Seguendo Larisa Fëdorovna che ondeggiava leggermente per il peso dei secchi oscillanti, il dottore passò sotto la bassa volta dell’ingresso di servizio del pianterreno. Chinandosi con un movimento rapido, Larisa Fëdorovna posò i secchi sul pavimento di terra battuta, liberò la spalla dal bilanciere, si raddrizzò e cominciò a pulirsi le mani con un minuscolo fazzoletto apparso chissà da dove.

«Andiamo. Vi condurrò all’ingresso padronale attraverso un passaggio interno. Là c’è luce e mi potrete aspettare. Io intanto porterò l’acqua, metterò un po’ di ordine di sopra e mi cambierò. Vedete la nostra scala? Gli scalini sono di ghisa, traforati. Così, dall’alto si può vedere tutto. E’ una vecchia casa. Nei giorni della sparatoria è stata un po’ danneggiata. Le cannonate, vedete, hanno sconnesso le pietre. Tra un mattone e l’altro ci sono buchi, spacchi. Ecco, in questo buco, io e Kàten’ka mettiamo la chiave di casa, quando usciamo, e la copriamo con un mattone. Ricordatevelo. Può darsi che qualche volta passiate di qui e non mi troviate. Aprite pure, entrate, fate come a casa vostra. E poi, io arriverò senz’altro. Eccola, è qui anche adesso, la chiave. Ma io non ne ho bisogno, entro dalla parte di dietro e apro la porta dall’interno. Il guaio qui sono i topi. Ce n’è un’infinità, non ci si può far niente, vi arrivano fino in testa. E’ una vecchia costruzione, i muri sono sconquassati, pieni di fessure. Per quanto posso le chiudo, cerco di combatterli, i topi. Ma serve a poco.

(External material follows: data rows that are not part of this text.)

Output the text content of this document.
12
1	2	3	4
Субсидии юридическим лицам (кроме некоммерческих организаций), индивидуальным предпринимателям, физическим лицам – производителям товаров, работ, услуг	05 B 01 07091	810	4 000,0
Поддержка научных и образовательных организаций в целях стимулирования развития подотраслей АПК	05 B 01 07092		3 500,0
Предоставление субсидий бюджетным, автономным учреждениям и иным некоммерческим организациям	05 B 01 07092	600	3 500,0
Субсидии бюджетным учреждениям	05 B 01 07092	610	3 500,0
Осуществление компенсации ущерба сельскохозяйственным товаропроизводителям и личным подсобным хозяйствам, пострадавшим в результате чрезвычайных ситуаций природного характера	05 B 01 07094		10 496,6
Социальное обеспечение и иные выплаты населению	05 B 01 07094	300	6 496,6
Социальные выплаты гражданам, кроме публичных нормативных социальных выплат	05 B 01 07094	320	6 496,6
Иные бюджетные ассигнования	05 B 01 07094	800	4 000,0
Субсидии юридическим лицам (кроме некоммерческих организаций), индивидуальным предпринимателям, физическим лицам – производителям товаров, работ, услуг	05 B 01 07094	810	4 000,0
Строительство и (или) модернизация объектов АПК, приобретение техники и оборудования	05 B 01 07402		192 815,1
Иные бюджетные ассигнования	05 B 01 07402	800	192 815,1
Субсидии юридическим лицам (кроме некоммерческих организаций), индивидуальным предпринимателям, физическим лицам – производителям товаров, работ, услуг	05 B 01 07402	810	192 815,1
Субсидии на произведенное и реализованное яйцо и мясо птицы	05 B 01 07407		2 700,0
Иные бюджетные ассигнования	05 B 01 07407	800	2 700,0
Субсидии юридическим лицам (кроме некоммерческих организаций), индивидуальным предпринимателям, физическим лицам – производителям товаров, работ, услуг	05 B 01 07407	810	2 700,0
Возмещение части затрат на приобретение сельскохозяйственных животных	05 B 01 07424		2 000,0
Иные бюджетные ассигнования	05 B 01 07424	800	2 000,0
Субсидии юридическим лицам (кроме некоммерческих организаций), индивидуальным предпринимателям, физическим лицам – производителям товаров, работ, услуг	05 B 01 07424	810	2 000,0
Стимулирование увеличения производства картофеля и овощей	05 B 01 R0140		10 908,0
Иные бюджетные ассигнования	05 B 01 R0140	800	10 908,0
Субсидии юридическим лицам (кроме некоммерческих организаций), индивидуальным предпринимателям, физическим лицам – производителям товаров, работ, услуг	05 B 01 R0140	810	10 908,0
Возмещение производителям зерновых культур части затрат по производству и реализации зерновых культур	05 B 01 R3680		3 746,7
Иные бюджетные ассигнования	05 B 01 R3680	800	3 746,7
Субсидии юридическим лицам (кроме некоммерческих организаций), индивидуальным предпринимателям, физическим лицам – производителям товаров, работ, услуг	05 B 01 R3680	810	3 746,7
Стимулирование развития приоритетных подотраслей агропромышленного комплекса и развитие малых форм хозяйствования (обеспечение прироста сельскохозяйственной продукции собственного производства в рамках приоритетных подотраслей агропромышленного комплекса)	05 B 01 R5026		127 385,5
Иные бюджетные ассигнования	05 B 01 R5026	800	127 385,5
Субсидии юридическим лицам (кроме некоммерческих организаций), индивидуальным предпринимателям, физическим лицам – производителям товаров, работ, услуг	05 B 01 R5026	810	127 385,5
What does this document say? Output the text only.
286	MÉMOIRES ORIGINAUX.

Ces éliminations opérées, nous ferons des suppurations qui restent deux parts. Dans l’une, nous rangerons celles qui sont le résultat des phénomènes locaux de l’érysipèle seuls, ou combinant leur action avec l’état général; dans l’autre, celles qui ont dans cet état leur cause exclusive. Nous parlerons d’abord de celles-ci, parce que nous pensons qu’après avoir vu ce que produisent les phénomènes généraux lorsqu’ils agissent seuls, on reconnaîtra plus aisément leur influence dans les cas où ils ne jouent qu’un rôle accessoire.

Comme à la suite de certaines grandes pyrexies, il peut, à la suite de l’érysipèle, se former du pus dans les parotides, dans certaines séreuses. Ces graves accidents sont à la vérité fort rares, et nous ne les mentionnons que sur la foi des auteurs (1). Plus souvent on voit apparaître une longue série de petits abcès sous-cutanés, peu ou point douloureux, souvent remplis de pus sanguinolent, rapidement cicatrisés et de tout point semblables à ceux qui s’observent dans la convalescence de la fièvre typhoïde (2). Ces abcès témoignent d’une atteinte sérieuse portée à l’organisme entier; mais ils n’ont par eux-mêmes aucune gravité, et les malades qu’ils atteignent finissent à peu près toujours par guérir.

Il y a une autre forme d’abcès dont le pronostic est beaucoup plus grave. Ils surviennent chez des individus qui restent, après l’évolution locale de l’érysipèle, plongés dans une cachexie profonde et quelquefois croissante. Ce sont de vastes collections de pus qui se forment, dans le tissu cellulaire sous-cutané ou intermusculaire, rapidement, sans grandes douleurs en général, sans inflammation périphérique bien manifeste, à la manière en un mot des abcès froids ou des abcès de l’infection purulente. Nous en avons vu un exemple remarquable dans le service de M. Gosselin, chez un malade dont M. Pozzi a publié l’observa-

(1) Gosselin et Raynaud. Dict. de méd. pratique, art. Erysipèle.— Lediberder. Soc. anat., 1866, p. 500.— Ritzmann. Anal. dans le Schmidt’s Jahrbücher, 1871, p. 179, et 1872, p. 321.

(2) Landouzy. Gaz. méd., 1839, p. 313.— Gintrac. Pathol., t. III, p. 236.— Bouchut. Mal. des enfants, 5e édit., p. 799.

Non vorrete venire ad aiutarmi un giorno? Aggiusteremo insieme i pavimenti, le piastrelle, eh? Bene, aspettatemi qui, pensate a qualcosa, intanto. Non vi farò aspettare molto, vi chiamerò presto.»

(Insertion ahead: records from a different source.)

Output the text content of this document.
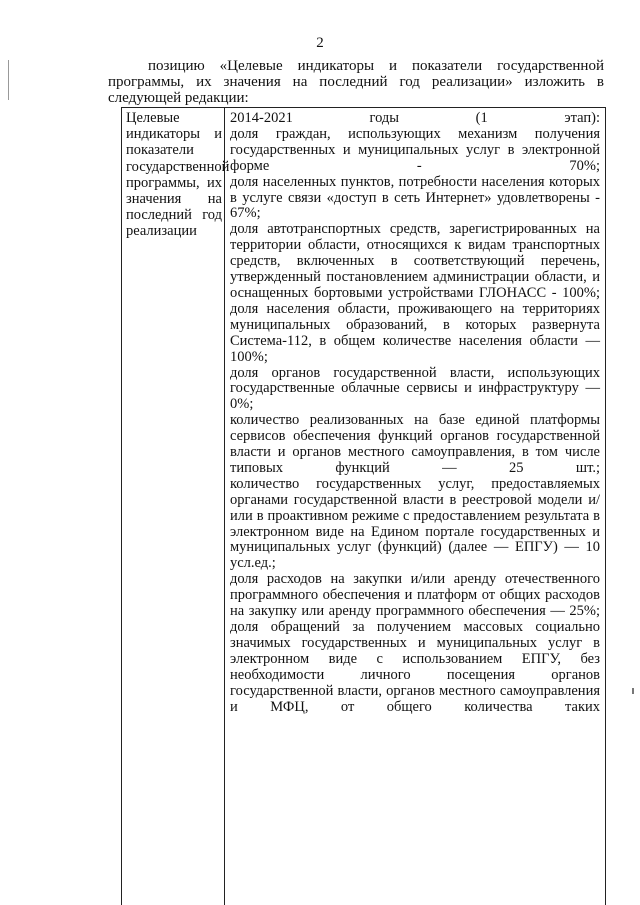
2

позицию «Целевые индикаторы и показатели государственной программы, их значения на последний год реализации» изложить в следующей редакции:

Целевые индикаторы и показатели государственной программы, их значения на последний год реализации
2014-2021 годы (1 этап):
доля граждан, использующих механизм получения государственных и муниципальных услуг в электронной форме - 70%;
доля населенных пунктов, потребности населения которых в услуге связи «доступ в сеть Интернет» удовлетворены - 67%;
доля автотранспортных средств, зарегистрированных на территории области, относящихся к видам транспортных средств, включенных в соответствующий перечень, утвержденный постановлением администрации области, и оснащенных бортовыми устройствами ГЛОНАСС - 100%;
доля населения области, проживающего на территориях муниципальных образований, в которых развернута Система-112, в общем количестве населения области — 100%;
доля органов государственной власти, использующих государственные облачные сервисы и инфраструктуру — 0%;
количество реализованных на базе единой платформы сервисов обеспечения функций органов государственной власти и органов местного самоуправления, в том числе типовых функций — 25 шт.;
количество государственных услуг, предоставляемых органами государственной власти в реестровой модели и/или в проактивном режиме с предоставлением результата в электронном виде на Едином портале государственных и муниципальных услуг (функций) (далее — ЕПГУ) — 10 усл.ед.;
доля расходов на закупки и/или аренду отечественного программного обеспечения и платформ от общих расходов на закупку или аренду программного обеспечения — 25%;
доля обращений за получением массовых социально значимых государственных и муниципальных услуг в электронном виде с использованием ЕПГУ, без необходимости личного посещения органов государственной власти, органов местного самоуправления и МФЦ, от общего количества таких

Mentre aspettava, Jurij Andrèevich si guardava intorno, osservando le pareti scrostate dell’ingresso e le piastre di ghisa della scala. Un biblioteca ho paragonato il trasporto con cui leggeva col calore e lo slancio di un vero lavoro, di un lavoro fisico. E, invece, porta l’acqua come se leggesse, con leggerezza, senza fatica. In ogni cosa ha la stessa naturalezza. Come se da tanto prima, dall’infanzia, avesse preso lo slancio verso la vita e adesso, su quella spinta, tutto le venga fatto da sé, con facilità, con spontaneità. E’ una cosa che si avverte anche nella linea della sua schiena, quando si china, nel sorriso che le schiude le labbra e le arrotonda il mento, e nelle sue parole, nei suoi pensieri.»

«Zivago!» udì chiamare dalla soglia di un appartamento al piano di sopra, e cominciò a salire.